O HADIOTIS em doca seca da A.G.P.L. em reparação das avarias sofridas / foto de autor desconhecido /.
O vapor HADIOTIS, imo 4067142, que fora
construído no ano de 1928 pelos estaleiros Northumberland Shipbuilding Co., Ltd.,
Howden-on-Tyne, para o armador grego Pnevmaticos et al, gestor Kassos Steam
Navigation Co, Ltd, Syra, na ocasião do encalhe estava fretado ao governo da Suíça, a fim de fazer face ao abastecimento daquele país, devido à situação de
guerra.

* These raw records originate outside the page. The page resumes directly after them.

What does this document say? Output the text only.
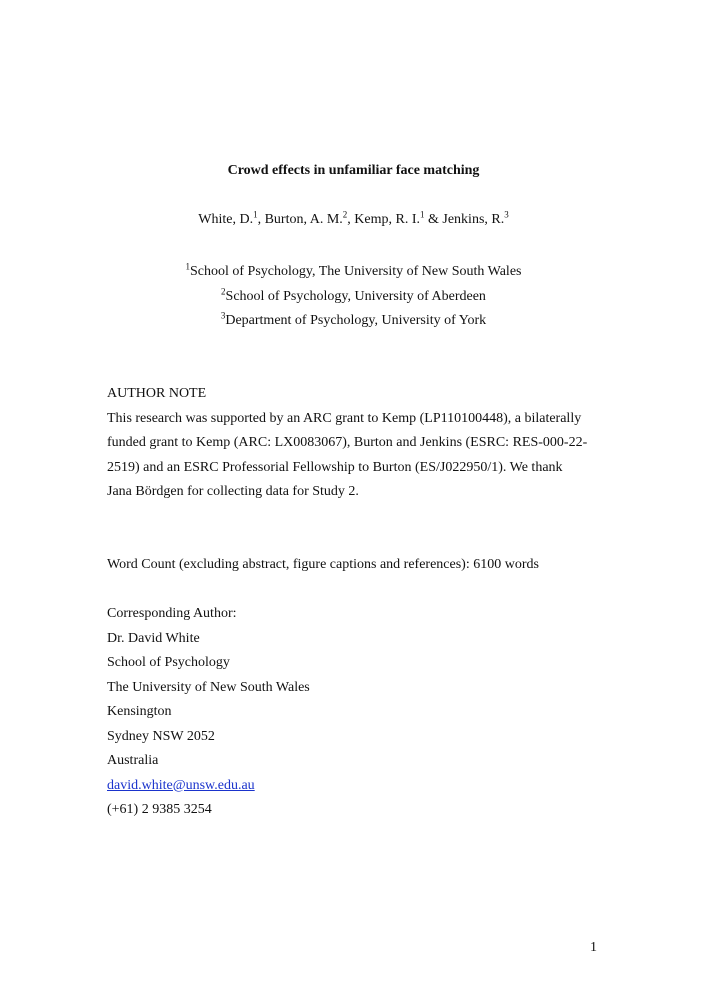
Crowd effects in unfamiliar face matching
White, D.$^1$, Burton, A. M.$^2$, Kemp, R. I.$^1$ & Jenkins, R.$^3$
$^1$School of Psychology, The University of New South Wales
$^2$School of Psychology, University of Aberdeen
$^3$Department of Psychology, University of York
AUTHOR NOTE
This research was supported by an ARC grant to Kemp (LP110100448), a bilaterally
funded grant to Kemp (ARC: LX0083067), Burton and Jenkins (ESRC: RES-000-22-
2519) and an ESRC Professorial Fellowship to Burton (ES/J022950/1). We thank
Jana Bördgen for collecting data for Study 2.
Word Count (excluding abstract, figure captions and references): 6100 words
Corresponding Author:
Dr. David White
School of Psychology
The University of New South Wales
Kensington
Sydney NSW 2052
Australia
david.white@unsw.edu.au
(+61) 2 9385 3254
1
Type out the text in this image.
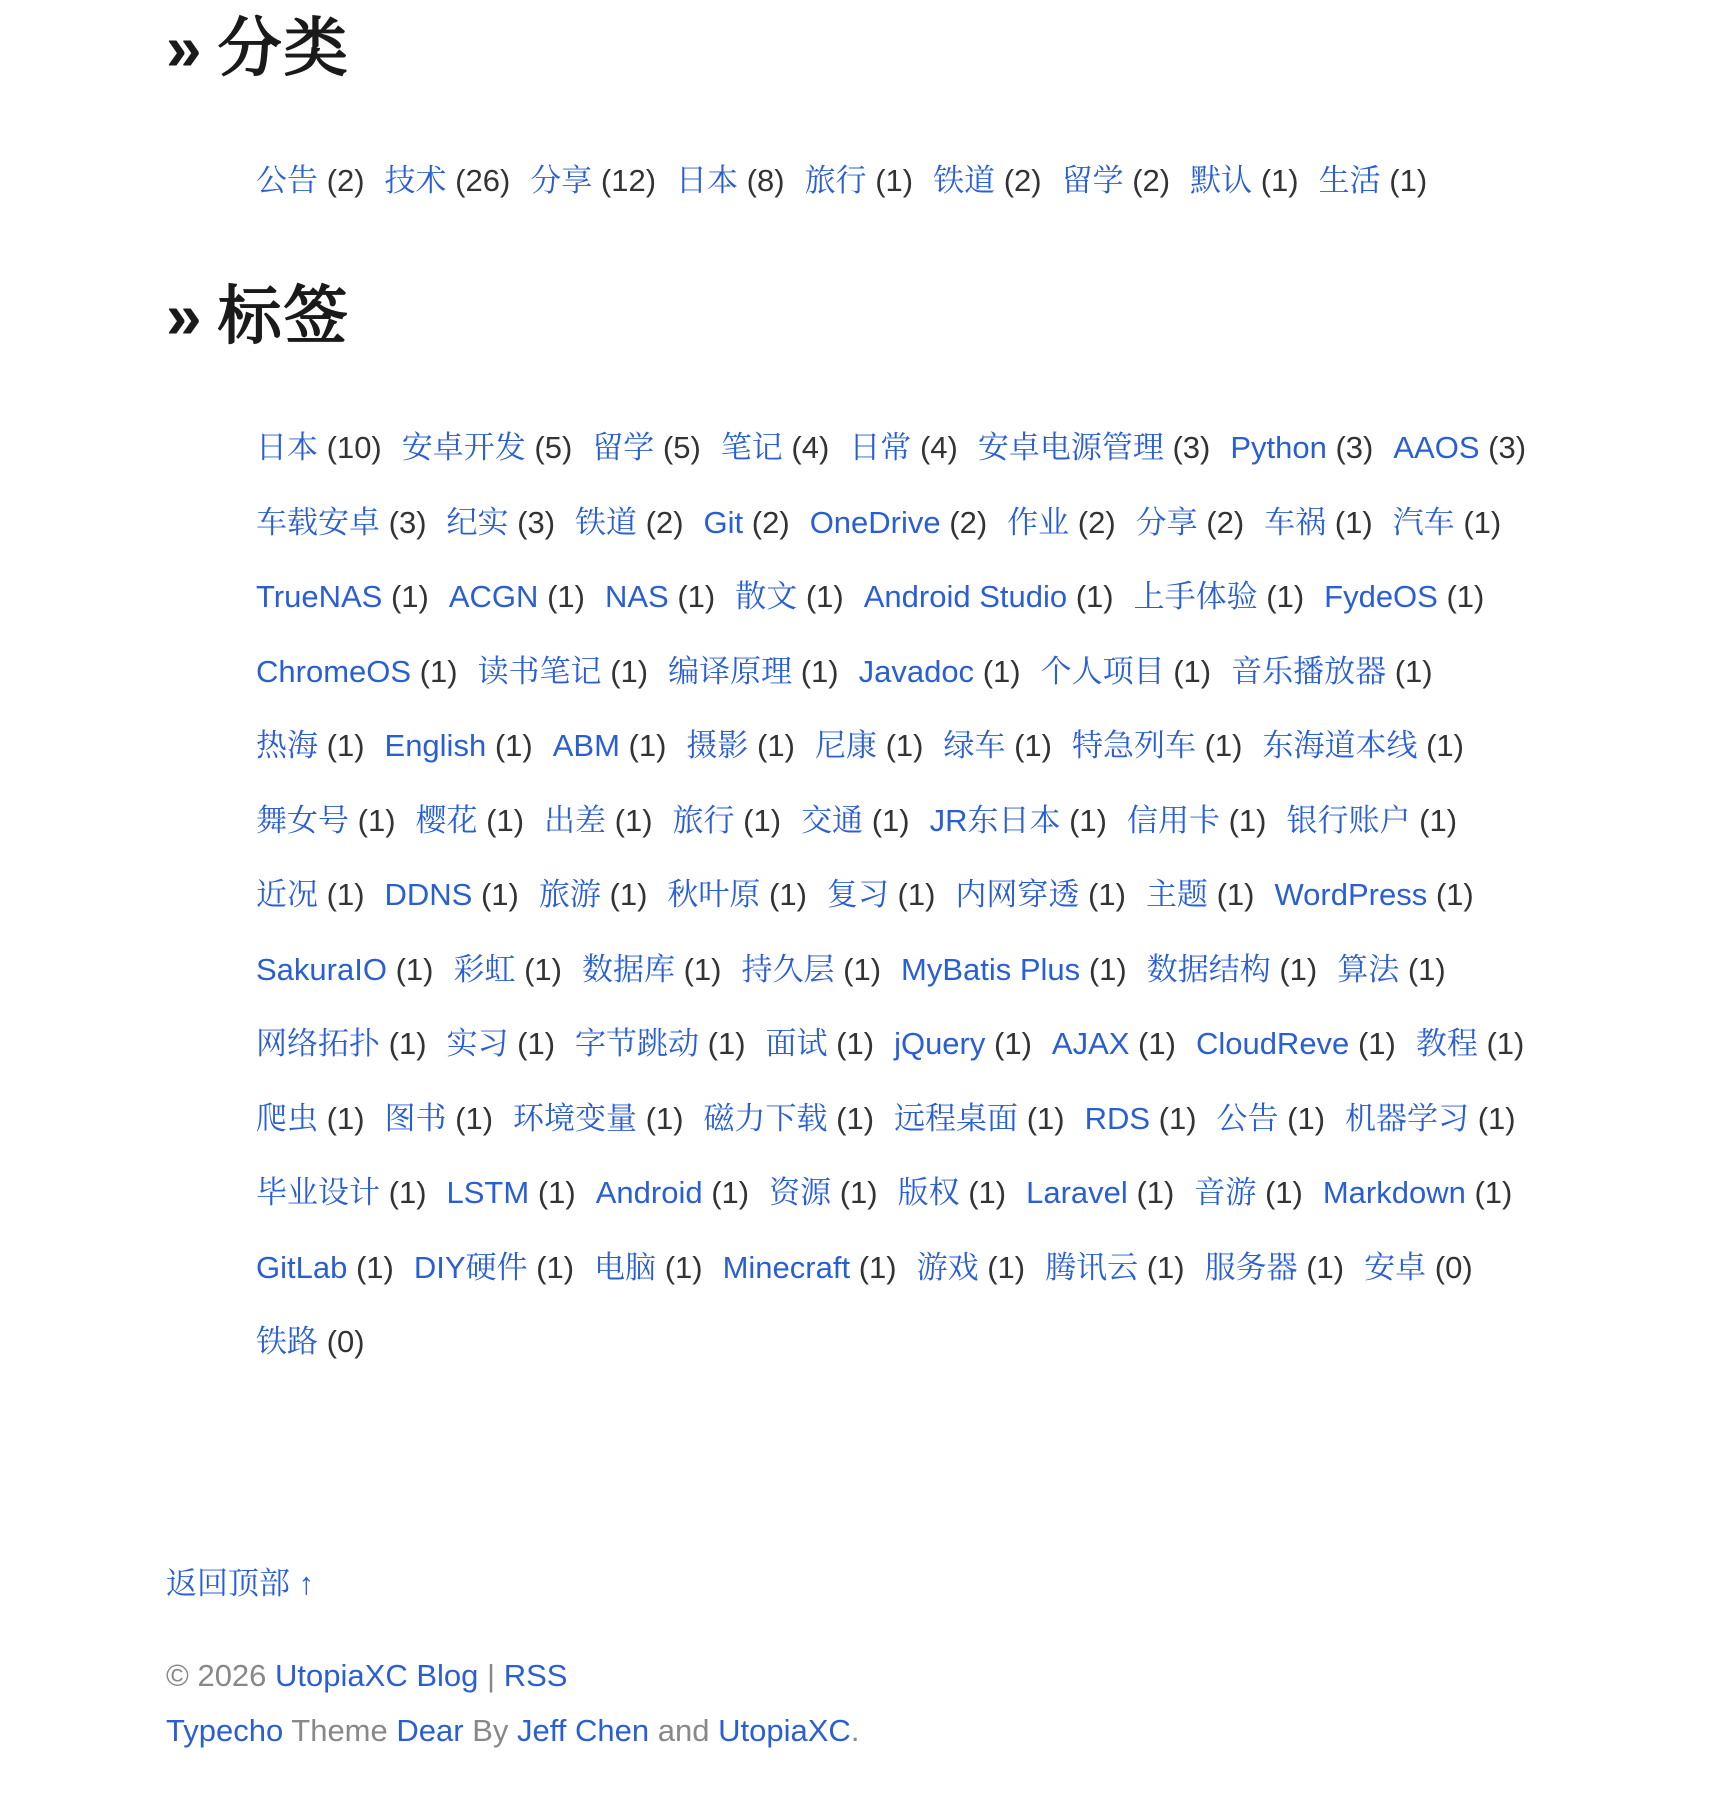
» 分类
公告 (2) 技术 (26) 分享 (12) 日本 (8) 旅行 (1) 铁道 (2) 留学 (2) 默认 (1) 生活 (1)
» 标签
日本 (10) 安卓开发 (5) 留学 (5) 笔记 (4) 日常 (4) 安卓电源管理 (3) Python (3) AAOS (3)车载安卓 (3) 纪实 (3) 铁道 (2) Git (2) OneDrive (2) 作业 (2) 分享 (2) 车祸 (1) 汽车 (1)TrueNAS (1) ACGN (1) NAS (1) 散文 (1) Android Studio (1) 上手体验 (1) FydeOS (1)ChromeOS (1) 读书笔记 (1) 编译原理 (1) Javadoc (1) 个人项目 (1) 音乐播放器 (1)热海 (1) English (1) ABM (1) 摄影 (1) 尼康 (1) 绿车 (1) 特急列车 (1) 东海道本线 (1)舞女号 (1) 樱花 (1) 出差 (1) 旅行 (1) 交通 (1) JR东日本 (1) 信用卡 (1) 银行账户 (1)近况 (1) DDNS (1) 旅游 (1) 秋叶原 (1) 复习 (1) 内网穿透 (1) 主题 (1) WordPress (1)SakuraIO (1) 彩虹 (1) 数据库 (1) 持久层 (1) MyBatis Plus (1) 数据结构 (1) 算法 (1)网络拓扑 (1) 实习 (1) 字节跳动 (1) 面试 (1) jQuery (1) AJAX (1) CloudReve (1) 教程 (1)爬虫 (1) 图书 (1) 环境变量 (1) 磁力下载 (1) 远程桌面 (1) RDS (1) 公告 (1) 机器学习 (1)毕业设计 (1) LSTM (1) Android (1) 资源 (1) 版权 (1) Laravel (1) 音游 (1) Markdown (1)GitLab (1) DIY硬件 (1) 电脑 (1) Minecraft (1) 游戏 (1) 腾讯云 (1) 服务器 (1) 安卓 (0)铁路 (0)
返回顶部 ↑
© 2026 UtopiaXC Blog | RSS
Typecho Theme Dear By Jeff Chen and UtopiaXC.
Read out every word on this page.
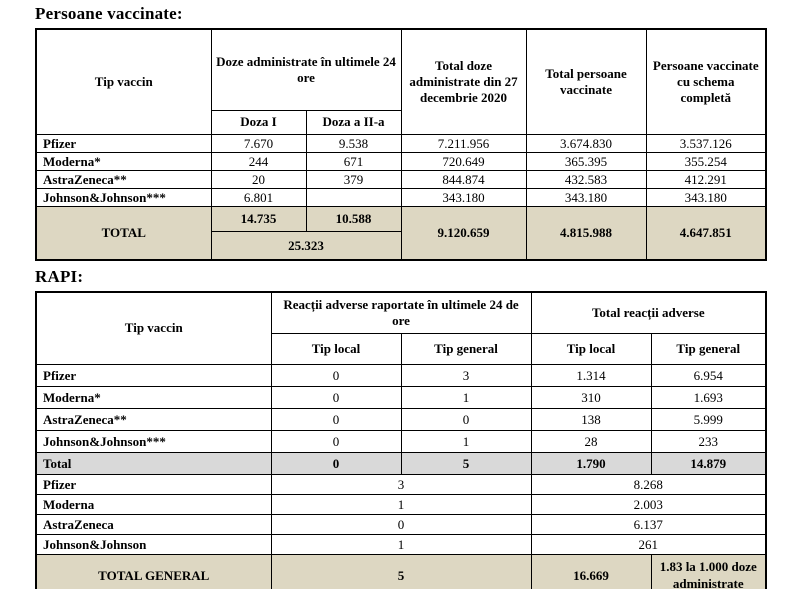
Persoane vaccinate:
Tip vaccin	Doze administrate în ultimele 24 ore		Total doze administrate din 27 decembrie 2020	Total persoane vaccinate	Persoane vaccinate cu schema completă
	Doza I	Doza a II-a			
Pfizer	7.670	9.538	7.211.956	3.674.830	3.537.126
Moderna*	244	671	720.649	365.395	355.254
AstraZeneca**	20	379	844.874	432.583	412.291
Johnson&Johnson***	6.801		343.180	343.180	343.180
TOTAL	14.735	10.588	9.120.659	4.815.988	4.647.851
	25.323				
RAPI:
Tip vaccin	Reacții adverse raportate în ultimele 24 de ore		Total reacții adverse	
	Tip local	Tip general	Tip local	Tip general
Pfizer	0	3	1.314	6.954
Moderna*	0	1	310	1.693
AstraZeneca**	0	0	138	5.999
Johnson&Johnson***	0	1	28	233
Total	0	5	1.790	14.879
Pfizer	3		8.268	
Moderna	1		2.003	
AstraZeneca	0		6.137	
Johnson&Johnson	1		261	
TOTAL GENERAL	5		16.669	1.83 la 1.000 doze administrate
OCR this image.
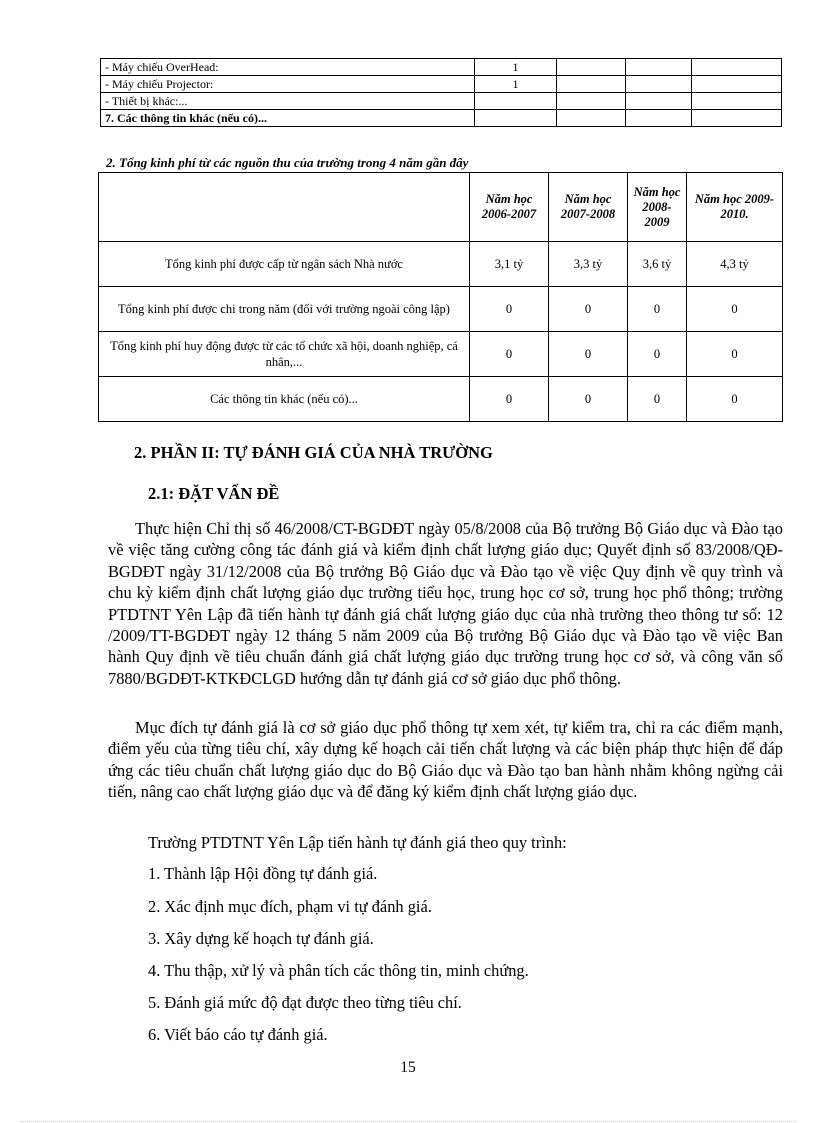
- Máy chiếu OverHead:	1			
- Máy chiếu Projector:	1			
- Thiết bị khác:...				
7. Các thông tin khác (nếu có)...				
2. Tổng kinh phí từ các nguồn thu của trường trong 4 năm gần đây
	Năm học 2006-2007	Năm học 2007-2008	Năm học 2008-2009	Năm học 2009-2010.
Tổng kinh phí được cấp từ ngân sách Nhà nước	3,1 tỷ	3,3 tỷ	3,6 tỷ	4,3 tỷ
Tổng kinh phí được chi trong năm (đối với trường ngoài công lập)	0	0	0	0
Tổng kinh phí huy động được từ các tổ chức xã hội, doanh nghiệp, cá nhân,...	0	0	0	0
Các thông tin khác (nếu có)...	0	0	0	0
2. PHẦN II: TỰ ĐÁNH GIÁ CỦA NHÀ TRƯỜNG
2.1: ĐẶT VẤN ĐỀ

Thực hiện Chỉ thị số 46/2008/CT-BGDĐT ngày 05/8/2008 của Bộ trưởng Bộ Giáo dục và Đào tạo về việc tăng cường công tác đánh giá và kiểm định chất lượng giáo dục; Quyết định số 83/2008/QĐ-BGDĐT ngày 31/12/2008 của Bộ trưởng Bộ Giáo dục và Đào tạo về việc Quy định về quy trình và chu kỳ kiểm định chất lượng giáo dục trường tiểu học, trung học cơ sở, trung học phổ thông; trường PTDTNT Yên Lập đã tiến hành tự đánh giá chất lượng giáo dục của nhà trường theo thông tư số: 12 /2009/TT-BGDĐT ngày 12 tháng 5 năm 2009 của Bộ trưởng Bộ Giáo dục và Đào tạo về việc Ban hành Quy định về tiêu chuẩn đánh giá chất lượng giáo dục trường trung học cơ sở, và công văn số 7880/BGDĐT-KTKĐCLGD hướng dẫn tự đánh giá cơ sở giáo dục phổ thông.

Mục đích tự đánh giá là cơ sở giáo dục phổ thông tự xem xét, tự kiểm tra, chỉ ra các điểm mạnh, điểm yếu của từng tiêu chí, xây dựng kế hoạch cải tiến chất lượng và các biện pháp thực hiện để đáp ứng các tiêu chuẩn chất lượng giáo dục do Bộ Giáo dục và Đào tạo ban hành nhằm không ngừng cải tiến, nâng cao chất lượng giáo dục và để đăng ký kiểm định chất lượng giáo dục.

Trường PTDTNT Yên Lập tiến hành tự đánh giá theo quy trình:

1. Thành lập Hội đồng tự đánh giá.
2. Xác định mục đích, phạm vi tự đánh giá.
3. Xây dựng kế hoạch tự đánh giá.
4. Thu thập, xử lý và phân tích các thông tin, minh chứng.
5. Đánh giá mức độ đạt được theo từng tiêu chí.
6. Viết báo cáo tự đánh giá.
15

A 15/09/1941 foi comprado pelo seu fretador, que lhe deu o novo nome de
EIGER, e apesar de ter sido considerado como “constructive total loss”, foi
completamente reparado pelos estaleiros da CUF, de Lisboa, tendo sido
substituído todo o seu fundo.
A 10/01/1942,
arvorando o pavilhão da Suíça e os distintivos de guerra, assinalando a sua
nacionalidade neutral, deixou o porto de Lisboa rumando ao porto de Génova sob
o comando do capitão Português João Quininha. A 10/04/1947 foi adquirido pelo
armador Swiss Shipping Co, Ltd, Basileia, que lhe alterou o nome para o de CRISTALLINA;
07/01/1949 NICKY, Pappadakis A. G., Grécia; 1951 FUJIKAVA MARU, Kawasaki Kisen
Kaisha, Japão; 1957 TENJHO MARU, Hakuyo Kisen Kaisha, Japão;
16/06/1963
chegava a Osaka para desmantelamento.
O paquete CUYABÁ, imo 5602658, foi lançado à água
em 18/08/1906, com o nome de HOENSTAUFEN, pelos estaleiros Bremen Vulkan,
Vegasack, para a importante companhia Hamburg Amerika Line (HAPAG), Hamburgo,
que o colocou na linha do Brasil e Rio da Prata. Em 08/1914, devido à eclosão
da segunda guerra mundial, refugiou-se no porto do Rio de Janeiro. A 01/06/1917
foi requisitado e confiscado pelo governo Brasileiro, sendo a partir dessa data
gerido pelo Lloyd Brasileiro, que o adquiriu em 1927 para o seu serviço com a
Europa, passando a escalar os portos de Lisboa e Leixões até meados da segunda
guerra mundial, altura em que passou a servir o tráfego costeiro do Brasil. Em
07/1963 foi entregue aos estaleiros de Chaves e Furno, do Rio de Janeiro, para
demolição.
O CUYABÁ,
quando a 27/07/1937 navegava sob denso nevoeiro, vindo do norte da Europa de
rumo à barra do Tejo, encalhou nas ilhas Berlengas, conseguindo mais tarde
safar-se com a ajuda de várias embarcações, que acorrerem em seu auxilio, tendo
seguido a reboque para o porto de Lisboa. Alguns anos mais tarde, 09/1942,
sofreu um grave acidente, quando navegava em comboio naval durante a noite com
as luzes apagadas, a fim de evitar os submarinos Alemães, juntamente com o
paquete do mesmo armador SIQUEIRA CAMPOS, sob escolta naval brasileira, tendo
ambos sofrido graves rombos e avarias. Os dois paquetes rumaram à costa Brasileira.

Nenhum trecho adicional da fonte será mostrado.